É difícil compreender o conceito de "liberalismo". Se, por um lado, significa a subordinação dos princípios de organização social ao respeito pela liberdade individual, por outro lado, poucos são os liberais que defendem essa liberdade individual, ao nível dos costumes privados (eutanásia, descriminalização do aborto, consumo de drogas, etc.). Defendem a liberdade individual para os negócios públicos, o que, sendo contraditório, é como é. Os anti liberais pretendem que o Estado regule os negócios públicos, mas são liberais no que diz respeito aos costumes individuais. Na prática, portanto, não há um liberalismo puro, se nos limitarmos às ideologias dos partidos conhecidos. O libertarismo de Nozick está demasiado próximo da anarquia, para que possa seduzir por completo os liberais que querem viver da sua ligação à estrutura partidária. Preservam desse libertarismo só o conceito de Estado mínimo e de "livre mercado".

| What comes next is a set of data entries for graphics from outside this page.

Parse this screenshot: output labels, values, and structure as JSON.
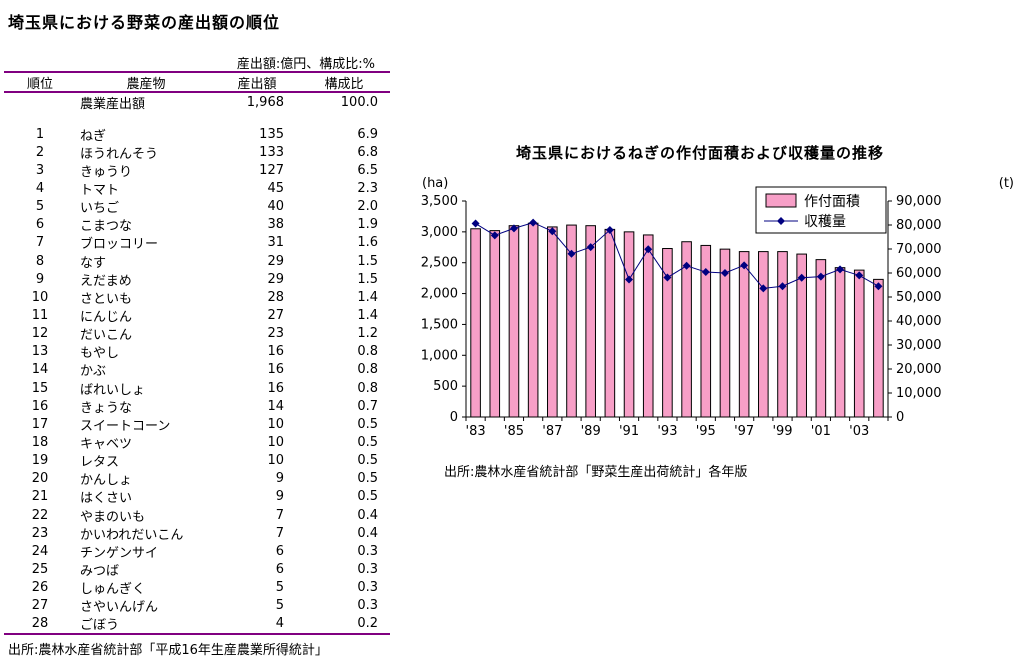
{
  "table": {
    "title": "埼玉県における野菜の産出額の順位",
    "unit_note": "産出額:億円、構成比:%",
    "columns": [
      "順位",
      "農産物",
      "産出額",
      "構成比"
    ],
    "total_row": {
      "rank": "",
      "product": "農業産出額",
      "value": "1,968",
      "share": "100.0"
    },
    "rows": [
      {
        "rank": "1",
        "product": "ねぎ",
        "value": "135",
        "share": "6.9"
      },
      {
        "rank": "2",
        "product": "ほうれんそう",
        "value": "133",
        "share": "6.8"
      },
      {
        "rank": "3",
        "product": "きゅうり",
        "value": "127",
        "share": "6.5"
      },
      {
        "rank": "4",
        "product": "トマト",
        "value": "45",
        "share": "2.3"
      },
      {
        "rank": "5",
        "product": "いちご",
        "value": "40",
        "share": "2.0"
      },
      {
        "rank": "6",
        "product": "こまつな",
        "value": "38",
        "share": "1.9"
      },
      {
        "rank": "7",
        "product": "ブロッコリー",
        "value": "31",
        "share": "1.6"
      },
      {
        "rank": "8",
        "product": "なす",
        "value": "29",
        "share": "1.5"
      },
      {
        "rank": "9",
        "product": "えだまめ",
        "value": "29",
        "share": "1.5"
      },
      {
        "rank": "10",
        "product": "さといも",
        "value": "28",
        "share": "1.4"
      },
      {
        "rank": "11",
        "product": "にんじん",
        "value": "27",
        "share": "1.4"
      },
      {
        "rank": "12",
        "product": "だいこん",
        "value": "23",
        "share": "1.2"
      },
      {
        "rank": "13",
        "product": "もやし",
        "value": "16",
        "share": "0.8"
      },
      {
        "rank": "14",
        "product": "かぶ",
        "value": "16",
        "share": "0.8"
      },
      {
        "rank": "15",
        "product": "ばれいしょ",
        "value": "16",
        "share": "0.8"
      },
      {
        "rank": "16",
        "product": "きょうな",
        "value": "14",
        "share": "0.7"
      },
      {
        "rank": "17",
        "product": "スイートコーン",
        "value": "10",
        "share": "0.5"
      },
      {
        "rank": "18",
        "product": "キャベツ",
        "value": "10",
        "share": "0.5"
      },
      {
        "rank": "19",
        "product": "レタス",
        "value": "10",
        "share": "0.5"
      },
      {
        "rank": "20",
        "product": "かんしょ",
        "value": "9",
        "share": "0.5"
      },
      {
        "rank": "21",
        "product": "はくさい",
        "value": "9",
        "share": "0.5"
      },
      {
        "rank": "22",
        "product": "やまのいも",
        "value": "7",
        "share": "0.4"
      },
      {
        "rank": "23",
        "product": "かいわれだいこん",
        "value": "7",
        "share": "0.4"
      },
      {
        "rank": "24",
        "product": "チンゲンサイ",
        "value": "6",
        "share": "0.3"
      },
      {
        "rank": "25",
        "product": "みつば",
        "value": "6",
        "share": "0.3"
      },
      {
        "rank": "26",
        "product": "しゅんぎく",
        "value": "5",
        "share": "0.3"
      },
      {
        "rank": "27",
        "product": "さやいんげん",
        "value": "5",
        "share": "0.3"
      },
      {
        "rank": "28",
        "product": "ごぼう",
        "value": "4",
        "share": "0.2"
      }
    ],
    "source": "出所:農林水産省統計部「平成16年生産農業所得統計」",
    "rule_color": "#800080"
  },
  "chart": {
    "title": "埼玉県におけるねぎの作付面積および収穫量の推移",
    "source": "出所:農林水産省統計部「野菜生産出荷統計」各年版"
  },
  "chart_data": [
    {
      "type": "table",
      "title": "埼玉県における野菜の産出額の順位",
      "unit_note": "産出額:億円、構成比:%",
      "columns": [
        "順位",
        "農産物",
        "産出額",
        "構成比"
      ],
      "rows": [
        [
          "",
          "農業産出額",
          1968,
          100.0
        ],
        [
          1,
          "ねぎ",
          135,
          6.9
        ],
        [
          2,
          "ほうれんそう",
          133,
          6.8
        ],
        [
          3,
          "きゅうり",
          127,
          6.5
        ],
        [
          4,
          "トマト",
          45,
          2.3
        ],
        [
          5,
          "いちご",
          40,
          2.0
        ],
        [
          6,
          "こまつな",
          38,
          1.9
        ],
        [
          7,
          "ブロッコリー",
          31,
          1.6
        ],
        [
          8,
          "なす",
          29,
          1.5
        ],
        [
          9,
          "えだまめ",
          29,
          1.5
        ],
        [
          10,
          "さといも",
          28,
          1.4
        ],
        [
          11,
          "にんじん",
          27,
          1.4
        ],
        [
          12,
          "だいこん",
          23,
          1.2
        ],
        [
          13,
          "もやし",
          16,
          0.8
        ],
        [
          14,
          "かぶ",
          16,
          0.8
        ],
        [
          15,
          "ばれいしょ",
          16,
          0.8
        ],
        [
          16,
          "きょうな",
          14,
          0.7
        ],
        [
          17,
          "スイートコーン",
          10,
          0.5
        ],
        [
          18,
          "キャベツ",
          10,
          0.5
        ],
        [
          19,
          "レタス",
          10,
          0.5
        ],
        [
          20,
          "かんしょ",
          9,
          0.5
        ],
        [
          21,
          "はくさい",
          9,
          0.5
        ],
        [
          22,
          "やまのいも",
          7,
          0.4
        ],
        [
          23,
          "かいわれだいこん",
          7,
          0.4
        ],
        [
          24,
          "チンゲンサイ",
          6,
          0.3
        ],
        [
          25,
          "みつば",
          6,
          0.3
        ],
        [
          26,
          "しゅんぎく",
          5,
          0.3
        ],
        [
          27,
          "さやいんげん",
          5,
          0.3
        ],
        [
          28,
          "ごぼう",
          4,
          0.2
        ]
      ]
    },
    {
      "type": "bar",
      "title": "埼玉県におけるねぎの作付面積および収穫量の推移",
      "years": [
        1983,
        1984,
        1985,
        1986,
        1987,
        1988,
        1989,
        1990,
        1991,
        1992,
        1993,
        1994,
        1995,
        1996,
        1997,
        1998,
        1999,
        2000,
        2001,
        2002,
        2003,
        2004
      ],
      "x_tick_labels": [
        "'83",
        "'85",
        "'87",
        "'89",
        "'91",
        "'93",
        "'95",
        "'97",
        "'99",
        "'01",
        "'03"
      ],
      "x_tick_indices": [
        0,
        2,
        4,
        6,
        8,
        10,
        12,
        14,
        16,
        18,
        20
      ],
      "series": [
        {
          "name": "作付面積",
          "type": "bar",
          "axis": "left",
          "unit": "ha",
          "values": [
            3050,
            3020,
            3100,
            3140,
            3080,
            3110,
            3100,
            3040,
            3000,
            2950,
            2730,
            2840,
            2780,
            2720,
            2680,
            2680,
            2680,
            2640,
            2550,
            2420,
            2380,
            2230
          ]
        },
        {
          "name": "収穫量",
          "type": "line",
          "axis": "right",
          "unit": "t",
          "values": [
            80600,
            75700,
            78600,
            81000,
            77400,
            68000,
            70800,
            77900,
            57300,
            69900,
            58100,
            63000,
            60400,
            60000,
            63200,
            53600,
            54500,
            58000,
            58500,
            61500,
            59000,
            54500
          ]
        }
      ],
      "left_axis": {
        "label": "(ha)",
        "min": 0,
        "max": 3500,
        "step": 500
      },
      "right_axis": {
        "label": "(t)",
        "min": 0,
        "max": 90000,
        "step": 10000
      },
      "grid": false,
      "legend_position": "top-right",
      "colors": {
        "bar_fill": "#F79FC7",
        "bar_border": "#000000",
        "line": "#000080",
        "axis": "#000000"
      }
    }
  ]
}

Eu acredito que a organização social deve subordinar-se ao conceito de justiça social, o que pressupõe a liberdade individual obviamente, mas não se reduz a ela.
Em todo o caso, o que surpreende nos liberais portugueses, actualmente no poder, é a sua tendência anarquista.

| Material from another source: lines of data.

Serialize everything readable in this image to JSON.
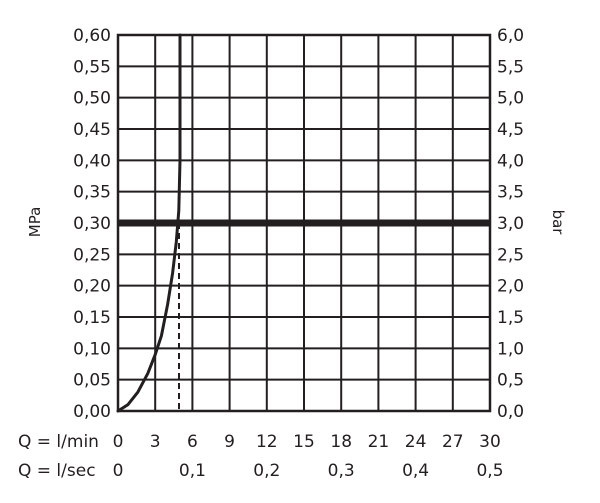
{
  "chart_data": {
    "type": "line",
    "left_axis": {
      "unit": "MPa",
      "range": [
        0,
        0.6
      ],
      "ticks": [
        "0,00",
        "0,05",
        "0,10",
        "0,15",
        "0,20",
        "0,25",
        "0,30",
        "0,35",
        "0,40",
        "0,45",
        "0,50",
        "0,55",
        "0,60"
      ]
    },
    "right_axis": {
      "unit": "bar",
      "range": [
        0,
        6
      ],
      "ticks": [
        "0,0",
        "0,5",
        "1,0",
        "1,5",
        "2,0",
        "2,5",
        "3,0",
        "3,5",
        "4,0",
        "4,5",
        "5,0",
        "5,5",
        "6,0"
      ]
    },
    "x_axis_lmin": {
      "label": "Q = l/min",
      "range": [
        0,
        30
      ],
      "ticks": [
        "0",
        "3",
        "6",
        "9",
        "12",
        "15",
        "18",
        "21",
        "24",
        "27",
        "30"
      ]
    },
    "x_axis_lsec": {
      "label": "Q = l/sec",
      "range": [
        0,
        0.5
      ],
      "ticks": [
        {
          "value": 0,
          "text": "0"
        },
        {
          "value": 0.1,
          "text": "0,1"
        },
        {
          "value": 0.2,
          "text": "0,2"
        },
        {
          "value": 0.3,
          "text": "0,3"
        },
        {
          "value": 0.4,
          "text": "0,4"
        },
        {
          "value": 0.5,
          "text": "0,5"
        }
      ]
    },
    "grid": true,
    "curve": {
      "x_unit": "l/min",
      "points": [
        {
          "x": 0,
          "y": 0
        },
        {
          "x": 0.8,
          "y": 0.01
        },
        {
          "x": 1.6,
          "y": 0.03
        },
        {
          "x": 2.4,
          "y": 0.06
        },
        {
          "x": 3.0,
          "y": 0.09
        },
        {
          "x": 3.5,
          "y": 0.12
        },
        {
          "x": 4.0,
          "y": 0.17
        },
        {
          "x": 4.4,
          "y": 0.22
        },
        {
          "x": 4.7,
          "y": 0.27
        },
        {
          "x": 4.9,
          "y": 0.32
        },
        {
          "x": 5.0,
          "y": 0.4
        },
        {
          "x": 5.0,
          "y": 0.5
        },
        {
          "x": 5.0,
          "y": 0.6
        }
      ]
    },
    "reference_line_mpa": 0.3,
    "reference_flow_lmin": 5.0,
    "colors": {
      "line": "#231f20",
      "grid": "#231f20",
      "background": "#ffffff"
    }
  }
}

Os governos liberais da Europa defendem a liberalização do despedimento individual. Mas fazem-no, porque acreditam no mercado, e, portanto, não reduzem o valor das compensações financeiras, a atribuir aos trabalhadores desempregados. Na verdade, exigem que a empresa, ou os seus gestores, avalie as relações de custo-benefício no despedimento individual, para que não resulte simplesmente de uma noite mal dormida. Não concordo com esta estratégia liberal, porque, como disse, a justiça social deve prevalecer, nos negócios públicos, sobre o exercício da liberdade individual. Por outras palavras, ninguém deveria ter o direito de usar a sua liberdade para ser socialmente injusto. Mas compreendo a ideia: despedir é uma estratégia económica, que se fundamenta em opções de gestão, e não na arbitrariedade da empresa. Portanto, para despedir é preciso compensar.

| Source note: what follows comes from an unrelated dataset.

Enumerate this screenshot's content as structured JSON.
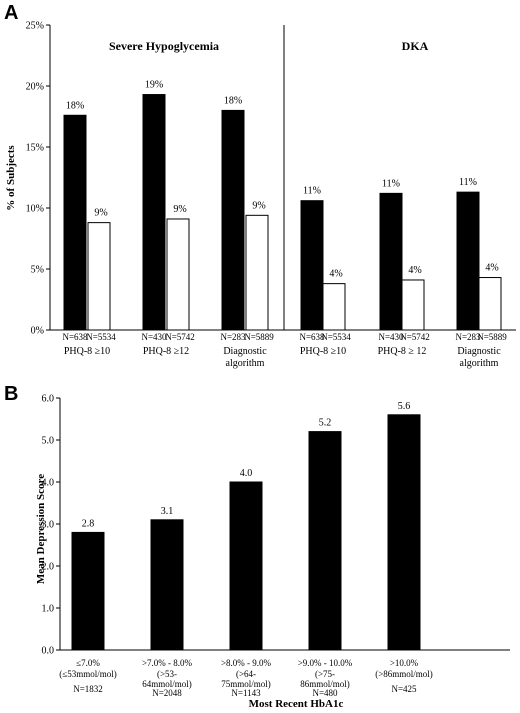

O governo português liberaliza o despedimento individual e reduz as compensações por despedimento. Isto não é liberalismo; isto é estupidez. Para o governo português, despedir não tem de ser uma decisão de gestão; pode ser quase completamente arbitrária. Por conseguinte, reduz as compensações por despedimento individual (sem justa causa).
Einstein dizia que a loucura é insistir teimosamente numa solução que não resolve o problema. Esta é também uma das definições mais claras de neurose. Pode ser que não seja estupidez aquilo que leva um governo a persistir em soluções, que já se mostraram ineficientes, para a Educação e outros sectores, ou que insiste na ideia de que liberalizar é o mesmo que legitimar e promover o poder dos mais fortes. De facto, pode mesmo ser uma forma perigosa de neurose, que alimenta uma fé doentia em algo que só o neurótico sabe o que é.
Por mim, preferia que o governo de Portugal não fosse tão imberbe.